An independent committee expresses concern on US efficacy data for AstraZeneca's COVID-19 vaccine; cases of COVID-19 are on the rise in over half of states; wildfire smoke is associated with a significant spike in pediatric respiratory care visits.
As reported by Reuters, the Data Safety Monitoring Board (DSMB), an independent committee overseeing the US trial on the COVID-19 vaccine manufactured by AstraZeneca, has expressed concern that the company may have released outdated information on the trial that would create an incomplete view of the efficacy data. In data unveiled yesterday, AstraZeneca said their vaccine was 79% effective in preventing the virus, with no safety concerns reported. This came after controversy surrounding the vaccine’s unproven links to blood clots in Europe that caused several countries to suspend use.

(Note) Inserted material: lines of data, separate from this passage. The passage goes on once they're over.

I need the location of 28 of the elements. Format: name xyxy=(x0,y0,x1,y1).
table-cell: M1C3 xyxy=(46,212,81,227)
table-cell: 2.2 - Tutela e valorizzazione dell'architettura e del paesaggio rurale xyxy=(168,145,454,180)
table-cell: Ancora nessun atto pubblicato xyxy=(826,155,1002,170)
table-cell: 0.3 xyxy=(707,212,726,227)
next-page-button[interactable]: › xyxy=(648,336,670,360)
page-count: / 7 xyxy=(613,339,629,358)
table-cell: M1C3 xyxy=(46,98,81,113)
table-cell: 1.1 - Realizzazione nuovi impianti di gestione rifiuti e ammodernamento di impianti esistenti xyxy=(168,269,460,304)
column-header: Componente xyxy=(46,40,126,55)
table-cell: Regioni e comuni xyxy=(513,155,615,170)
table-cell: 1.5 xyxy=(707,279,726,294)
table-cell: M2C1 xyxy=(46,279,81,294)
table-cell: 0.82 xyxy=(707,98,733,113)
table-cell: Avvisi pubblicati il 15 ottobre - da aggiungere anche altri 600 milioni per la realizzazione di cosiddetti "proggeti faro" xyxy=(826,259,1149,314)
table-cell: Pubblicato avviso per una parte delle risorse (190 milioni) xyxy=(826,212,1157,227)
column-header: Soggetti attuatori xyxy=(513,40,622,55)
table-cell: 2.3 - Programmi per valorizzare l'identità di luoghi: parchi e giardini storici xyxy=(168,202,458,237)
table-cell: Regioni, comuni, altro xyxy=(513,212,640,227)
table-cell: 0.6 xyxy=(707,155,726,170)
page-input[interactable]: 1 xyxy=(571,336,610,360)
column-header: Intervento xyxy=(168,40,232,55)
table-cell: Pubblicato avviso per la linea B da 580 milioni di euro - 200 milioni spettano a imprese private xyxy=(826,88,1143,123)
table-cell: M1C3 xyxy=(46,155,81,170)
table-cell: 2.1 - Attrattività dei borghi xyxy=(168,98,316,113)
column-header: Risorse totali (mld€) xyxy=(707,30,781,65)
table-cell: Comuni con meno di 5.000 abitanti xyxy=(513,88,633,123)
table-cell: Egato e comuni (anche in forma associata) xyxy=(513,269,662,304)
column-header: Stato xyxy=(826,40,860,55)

According to data from Johns Hopkins University, the US 7-day average of daily new cases of COVID-19 are up by at least 5% in 27 states, with a 1% increase nationwide reported after months of rapidly declining case numbers. Reported by CNBC, cases include those of the COVID-19 variant first discovered in the United Kingdom, B117, that some health officials speculate may be the cause of significant case increases in states such as Michigan that reported a 50% increase compared with last week. As vaccination rates rise to about 2.5 million shots per day, testing for COVID-19 has dropped dramatically, suggesting that data may not reflect the true number of cases across the country.
A study published today in Pediatrics found that respiratory care visits among children were associated most prominently with wildfire smoke than other sources of airborne fine particles, even when wildfires were less severe. Reported by STAT, a 10-unit increase of PM2.5, airborne particles less than 2.5 mcm wide from wildfire smoke was linked with a 30% spike in admissions compared with 3.7% from nonsmoke sources. Reasons for pediatric respiratory care visits included asthma, difficulty breathing, respiratory distress, wheezing, and cough.